Profondamente credente, militava nell’Azione Cattolica ed era
stato dirigente nazionale negli anni di Carlo Carretto presidente della Giac e
di Arturo Paoli assistente nazionale. A queste due figure fu molto vicino e
legato da amicizia. Lui però dall’Azione Cattolica uscì prima sia di Paoli che
di Carretto, accortosi presto della piega integralista assunta
dall’associazione durante la campagna elettorale del 1948 (quella dei comitati
civici e del “berretti verdi”). In quella occasione il suo partito, schiacciato
dal moderatismo della Dc da una parte e da Fronte Popolare dall’altra, non
riuscì a far eleggere nemmeno un parlamentare. Finita la militanza politica
attiva, Vigli si concentrò sull’insegnamento (entrò nella scuola come
insegnante di Storia e Filosofia alla fine degli anni ‘50) e nel giornalismo
militante. Era infatti entrato in contatto con Wladimiro Dorigo, esponente
della sinistra democristiana veneta impegnata in quegli anni a tentare di
realizzare un’alleanza tra Dc e socialisti. Nel 1958 Dorigo dà vita a
Questitalia – bozze di politica e di cultura, per continuare la battaglia
politica per una svolta a sinistra della politica italiana e per l’apertura di
un dialogo tra cattolici e laici.
Consapevole delle implicazioni ecclesiali della sua decisione,
in una società ancora chiusa e clericale – e in un contesto politico ancora
segnato dal centrismo – Dorigo portò avanti per 13 anni la battaglia politico
culturale della “laicità in temporalibus” affiancato da un pugnace gruppo
redazionale nel quale Marcello Vigli fu il referente romano. Finita nel 1970
l’esperienza di Questitalia Vigli, che nel frattempo si era avvicinato ai
gruppi della Nuova Sinistra e al nascente movimento delle Comunità Cristiane di
Base, continua il suo impegno nella Cgil scuola, che contribuisce a fondare a
Roma, nelle CdB e anche nel movimento dei Cristiani per il Socialismo, che dal
Cile aveva preso piede anche in Italia.
Gli anni ‘70 e ’80 sono soprattutto segnati dall’impegno nella
scuola e nella Chiesa, attuato anche attraverso lo strumento di Scuola Notizie,
promosso nel 1968 come foglio informativo del Movimento Insegnanti e diventato
rivista nel 1975 (venne pubblicato fino al 1990) e nel 1974 fu tra i fondatori
della rivista Com Nuovi Tempi, rivista nata dal tentativo di unire le istanze
della sinistra cristiana riunitasi attorno alla Comunità di Base di S. Paolo
Fuori le Mura e a Giovanni Franzoni e il mondo evangelico progressista della
rivista “Nuovi Tempi“, animata dal pastore Giorgio Girardet.
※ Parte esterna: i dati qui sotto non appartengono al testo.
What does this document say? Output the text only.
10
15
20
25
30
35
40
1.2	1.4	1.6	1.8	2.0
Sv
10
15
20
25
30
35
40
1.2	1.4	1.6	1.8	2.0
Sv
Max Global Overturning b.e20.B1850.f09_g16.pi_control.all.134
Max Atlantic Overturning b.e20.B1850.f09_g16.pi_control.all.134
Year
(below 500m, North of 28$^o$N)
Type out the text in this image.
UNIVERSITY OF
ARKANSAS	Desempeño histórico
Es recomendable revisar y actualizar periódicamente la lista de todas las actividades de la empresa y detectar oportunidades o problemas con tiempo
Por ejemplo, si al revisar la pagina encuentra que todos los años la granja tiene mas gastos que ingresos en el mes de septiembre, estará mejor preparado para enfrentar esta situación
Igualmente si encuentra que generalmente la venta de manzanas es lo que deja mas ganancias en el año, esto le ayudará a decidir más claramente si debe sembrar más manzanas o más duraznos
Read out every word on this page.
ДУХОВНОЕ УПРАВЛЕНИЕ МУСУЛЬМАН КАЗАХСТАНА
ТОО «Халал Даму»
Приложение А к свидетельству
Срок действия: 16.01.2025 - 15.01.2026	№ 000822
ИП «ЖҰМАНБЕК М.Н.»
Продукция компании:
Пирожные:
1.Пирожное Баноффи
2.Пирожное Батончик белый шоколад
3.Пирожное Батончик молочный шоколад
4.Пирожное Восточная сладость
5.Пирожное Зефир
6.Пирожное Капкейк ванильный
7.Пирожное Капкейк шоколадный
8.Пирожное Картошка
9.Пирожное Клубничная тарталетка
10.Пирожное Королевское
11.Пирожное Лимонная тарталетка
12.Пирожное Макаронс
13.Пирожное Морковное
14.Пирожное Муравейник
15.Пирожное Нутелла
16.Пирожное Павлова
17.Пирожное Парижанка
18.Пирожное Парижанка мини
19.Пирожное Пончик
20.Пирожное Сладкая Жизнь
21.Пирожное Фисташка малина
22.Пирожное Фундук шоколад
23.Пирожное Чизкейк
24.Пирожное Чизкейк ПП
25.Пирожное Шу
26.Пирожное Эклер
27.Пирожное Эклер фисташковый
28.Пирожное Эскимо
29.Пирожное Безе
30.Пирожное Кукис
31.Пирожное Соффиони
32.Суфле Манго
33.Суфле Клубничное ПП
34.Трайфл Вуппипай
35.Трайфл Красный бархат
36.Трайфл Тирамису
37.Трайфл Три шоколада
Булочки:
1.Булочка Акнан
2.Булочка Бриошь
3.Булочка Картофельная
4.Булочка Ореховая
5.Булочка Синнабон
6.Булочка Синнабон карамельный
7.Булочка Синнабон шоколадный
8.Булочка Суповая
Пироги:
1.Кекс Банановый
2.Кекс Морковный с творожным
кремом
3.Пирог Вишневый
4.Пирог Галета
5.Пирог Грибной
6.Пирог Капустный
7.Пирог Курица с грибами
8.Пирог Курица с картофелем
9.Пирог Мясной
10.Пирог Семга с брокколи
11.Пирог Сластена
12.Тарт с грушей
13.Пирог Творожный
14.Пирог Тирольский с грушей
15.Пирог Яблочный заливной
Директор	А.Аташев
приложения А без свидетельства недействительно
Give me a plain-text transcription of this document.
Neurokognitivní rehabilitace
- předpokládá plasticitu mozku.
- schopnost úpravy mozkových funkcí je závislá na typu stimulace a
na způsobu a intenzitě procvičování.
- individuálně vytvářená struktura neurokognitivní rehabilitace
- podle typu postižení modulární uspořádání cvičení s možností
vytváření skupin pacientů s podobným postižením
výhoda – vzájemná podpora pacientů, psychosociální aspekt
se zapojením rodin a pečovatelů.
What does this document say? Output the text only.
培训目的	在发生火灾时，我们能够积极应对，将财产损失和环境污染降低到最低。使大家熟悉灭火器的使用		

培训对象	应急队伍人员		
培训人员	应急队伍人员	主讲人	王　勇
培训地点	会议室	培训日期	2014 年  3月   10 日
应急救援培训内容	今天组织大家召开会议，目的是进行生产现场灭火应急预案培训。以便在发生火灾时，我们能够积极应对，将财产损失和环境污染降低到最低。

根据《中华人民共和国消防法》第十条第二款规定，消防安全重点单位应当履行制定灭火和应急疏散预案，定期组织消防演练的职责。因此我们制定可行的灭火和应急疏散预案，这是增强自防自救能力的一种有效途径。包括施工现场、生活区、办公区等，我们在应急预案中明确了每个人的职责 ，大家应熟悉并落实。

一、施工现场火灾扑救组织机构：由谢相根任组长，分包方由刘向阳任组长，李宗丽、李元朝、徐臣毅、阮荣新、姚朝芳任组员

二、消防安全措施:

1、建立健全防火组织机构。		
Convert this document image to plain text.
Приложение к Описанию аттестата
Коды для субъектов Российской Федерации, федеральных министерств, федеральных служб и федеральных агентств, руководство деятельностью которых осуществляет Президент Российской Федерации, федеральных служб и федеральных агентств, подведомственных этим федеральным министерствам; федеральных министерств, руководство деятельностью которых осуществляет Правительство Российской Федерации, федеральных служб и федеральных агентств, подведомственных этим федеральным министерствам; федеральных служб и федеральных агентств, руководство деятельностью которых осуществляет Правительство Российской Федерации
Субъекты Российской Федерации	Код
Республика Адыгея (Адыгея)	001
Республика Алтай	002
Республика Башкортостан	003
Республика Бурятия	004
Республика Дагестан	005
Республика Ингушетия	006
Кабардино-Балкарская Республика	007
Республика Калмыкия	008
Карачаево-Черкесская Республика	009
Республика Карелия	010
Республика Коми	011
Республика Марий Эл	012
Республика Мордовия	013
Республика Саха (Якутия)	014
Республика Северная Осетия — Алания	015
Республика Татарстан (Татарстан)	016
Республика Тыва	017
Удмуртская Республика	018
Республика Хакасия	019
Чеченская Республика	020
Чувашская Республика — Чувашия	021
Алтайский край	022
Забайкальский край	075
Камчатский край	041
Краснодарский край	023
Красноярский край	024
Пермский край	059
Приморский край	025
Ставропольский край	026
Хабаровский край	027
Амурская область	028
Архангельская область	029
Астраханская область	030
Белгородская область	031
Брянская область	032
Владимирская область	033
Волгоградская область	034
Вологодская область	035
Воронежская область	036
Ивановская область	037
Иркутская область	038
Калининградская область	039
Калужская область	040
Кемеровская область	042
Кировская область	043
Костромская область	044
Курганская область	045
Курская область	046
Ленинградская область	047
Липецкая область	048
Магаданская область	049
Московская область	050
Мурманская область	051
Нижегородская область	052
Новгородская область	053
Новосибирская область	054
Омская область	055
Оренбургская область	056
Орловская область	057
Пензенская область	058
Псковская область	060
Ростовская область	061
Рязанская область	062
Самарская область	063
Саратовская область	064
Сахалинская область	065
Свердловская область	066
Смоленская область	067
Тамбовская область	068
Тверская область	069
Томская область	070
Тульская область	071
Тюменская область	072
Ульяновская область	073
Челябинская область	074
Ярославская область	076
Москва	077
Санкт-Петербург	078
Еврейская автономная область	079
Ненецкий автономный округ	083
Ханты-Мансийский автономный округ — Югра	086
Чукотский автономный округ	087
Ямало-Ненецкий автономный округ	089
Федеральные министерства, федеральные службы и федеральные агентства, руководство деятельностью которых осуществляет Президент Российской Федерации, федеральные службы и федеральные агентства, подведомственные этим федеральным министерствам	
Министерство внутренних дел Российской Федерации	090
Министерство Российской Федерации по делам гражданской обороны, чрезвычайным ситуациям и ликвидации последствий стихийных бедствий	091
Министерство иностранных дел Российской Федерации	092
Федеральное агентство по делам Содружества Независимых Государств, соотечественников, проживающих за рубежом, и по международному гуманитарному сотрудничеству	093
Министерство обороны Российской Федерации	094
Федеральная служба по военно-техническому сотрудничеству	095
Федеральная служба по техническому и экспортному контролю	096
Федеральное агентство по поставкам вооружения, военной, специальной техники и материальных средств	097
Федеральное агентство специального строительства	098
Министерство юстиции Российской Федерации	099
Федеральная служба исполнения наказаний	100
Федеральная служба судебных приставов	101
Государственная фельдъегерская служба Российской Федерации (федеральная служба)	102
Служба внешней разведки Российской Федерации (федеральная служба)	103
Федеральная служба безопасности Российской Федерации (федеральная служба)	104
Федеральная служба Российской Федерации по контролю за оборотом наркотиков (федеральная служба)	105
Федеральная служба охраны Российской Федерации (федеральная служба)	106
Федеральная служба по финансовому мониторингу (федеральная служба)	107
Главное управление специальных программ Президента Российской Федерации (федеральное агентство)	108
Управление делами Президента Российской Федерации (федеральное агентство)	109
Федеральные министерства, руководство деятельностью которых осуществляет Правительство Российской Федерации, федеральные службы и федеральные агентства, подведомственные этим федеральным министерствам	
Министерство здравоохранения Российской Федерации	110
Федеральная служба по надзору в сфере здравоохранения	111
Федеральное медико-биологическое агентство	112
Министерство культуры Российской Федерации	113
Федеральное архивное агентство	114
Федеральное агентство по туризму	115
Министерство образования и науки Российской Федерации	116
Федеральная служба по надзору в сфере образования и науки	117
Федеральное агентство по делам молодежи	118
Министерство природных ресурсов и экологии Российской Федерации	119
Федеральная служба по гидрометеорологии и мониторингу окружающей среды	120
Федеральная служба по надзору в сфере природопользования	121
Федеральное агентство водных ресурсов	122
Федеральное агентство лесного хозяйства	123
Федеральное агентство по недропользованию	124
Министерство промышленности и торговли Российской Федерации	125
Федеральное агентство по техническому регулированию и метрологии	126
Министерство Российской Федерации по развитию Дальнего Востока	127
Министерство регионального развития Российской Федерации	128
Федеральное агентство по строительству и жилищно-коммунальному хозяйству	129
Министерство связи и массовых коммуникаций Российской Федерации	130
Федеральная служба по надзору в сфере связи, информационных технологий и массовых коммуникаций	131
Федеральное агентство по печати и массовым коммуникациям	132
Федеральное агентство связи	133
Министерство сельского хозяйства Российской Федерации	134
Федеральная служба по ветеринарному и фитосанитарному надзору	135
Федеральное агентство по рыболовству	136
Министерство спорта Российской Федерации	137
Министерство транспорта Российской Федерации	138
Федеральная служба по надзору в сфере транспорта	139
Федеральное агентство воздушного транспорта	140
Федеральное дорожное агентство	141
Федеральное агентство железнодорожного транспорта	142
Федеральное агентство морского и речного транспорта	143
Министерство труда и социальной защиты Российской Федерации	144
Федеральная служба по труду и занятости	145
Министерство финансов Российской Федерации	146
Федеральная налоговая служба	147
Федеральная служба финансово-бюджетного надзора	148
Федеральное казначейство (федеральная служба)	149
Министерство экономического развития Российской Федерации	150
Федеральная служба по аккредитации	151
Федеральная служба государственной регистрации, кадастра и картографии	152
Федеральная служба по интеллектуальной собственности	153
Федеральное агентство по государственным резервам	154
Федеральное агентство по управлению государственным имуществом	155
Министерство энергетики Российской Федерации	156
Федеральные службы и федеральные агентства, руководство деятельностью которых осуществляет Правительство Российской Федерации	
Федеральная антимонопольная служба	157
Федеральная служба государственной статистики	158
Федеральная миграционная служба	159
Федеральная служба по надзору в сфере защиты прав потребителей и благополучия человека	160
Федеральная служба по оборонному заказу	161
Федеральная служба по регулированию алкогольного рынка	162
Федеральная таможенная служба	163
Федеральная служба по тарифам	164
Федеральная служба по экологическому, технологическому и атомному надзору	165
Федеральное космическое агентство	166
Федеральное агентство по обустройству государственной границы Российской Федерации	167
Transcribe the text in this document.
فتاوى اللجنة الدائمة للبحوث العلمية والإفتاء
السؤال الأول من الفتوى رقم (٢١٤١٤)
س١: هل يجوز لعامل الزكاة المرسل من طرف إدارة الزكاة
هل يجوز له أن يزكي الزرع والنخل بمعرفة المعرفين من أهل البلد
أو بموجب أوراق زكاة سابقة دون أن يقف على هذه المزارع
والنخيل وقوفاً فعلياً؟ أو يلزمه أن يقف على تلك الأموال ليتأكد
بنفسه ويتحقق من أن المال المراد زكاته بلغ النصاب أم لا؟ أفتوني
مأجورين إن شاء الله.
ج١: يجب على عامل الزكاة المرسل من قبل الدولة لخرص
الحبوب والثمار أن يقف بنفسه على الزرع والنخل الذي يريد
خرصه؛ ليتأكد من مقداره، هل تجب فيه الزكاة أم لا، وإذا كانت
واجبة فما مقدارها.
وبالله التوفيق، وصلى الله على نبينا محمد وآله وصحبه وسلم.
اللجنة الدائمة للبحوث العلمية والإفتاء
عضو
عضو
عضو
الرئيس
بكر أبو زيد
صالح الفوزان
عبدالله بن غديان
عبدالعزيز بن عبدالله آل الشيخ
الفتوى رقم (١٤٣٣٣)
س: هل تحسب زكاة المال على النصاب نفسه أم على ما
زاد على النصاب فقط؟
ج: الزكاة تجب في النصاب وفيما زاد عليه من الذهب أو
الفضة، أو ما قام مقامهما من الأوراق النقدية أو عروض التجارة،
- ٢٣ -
Per Marcello alla radice del potere ecclesiastico che soffocava
le istanze evangeliche c’era il Concordato. Combattere il Concordato
significava combattere quei privilegi che ponevano la Chiesa cattolica in una
posizione di potere economico e politico. Solo l’abolizione del Concordato
poteva a suo giudizio dare nuova linfa e vera libertà alla Chiesa di Gesù e al
suo messaggio liberatore. Per questa ragione Marcello Vigli non perdeva
occasione per promuovere reti di realtà di base, laiche e cristiane, per realizzare
in maniera integrale lo spirito della Costituzione e recuperare la sinergia
delle forze progressiste che l’avevano scritta.
Fu tra i fondatori della sezione Italiana di Noi Siamo Chiesa,
partecipò a tutti gli incontri promossi dal cartello “Il Vangelo che abbiamo
ricevuto”, che – promosso da Giuseppe Alberigo – tentava di elaborare una linea
ecclesiale diversa da quella condotta negli anni ’90 dall’allora presidente
della Cei Ruini; prese parte a tutte le battaglie per la riforma della Chiesa e
la denuncia del processo di restaurazione pre conciliare attuato soprattutto
sotto i pontificati di Wojtyla e Ratzinger; si impegnò – attraverso l’associazione
nazionale Per la Scuola della Repubblica” – nel contrasto alla normalizzazione
e gerarchizzazione della scuola prodotta dall’autonomia scolastica e dalle
riforme volute da Berlinguer, Moratti, Gelmini. Fino agli anni più recenti, nei
quali intravedeva nella autonomia differenziata il progetto di potenziale
dissolvimento della scuola pubblica statale.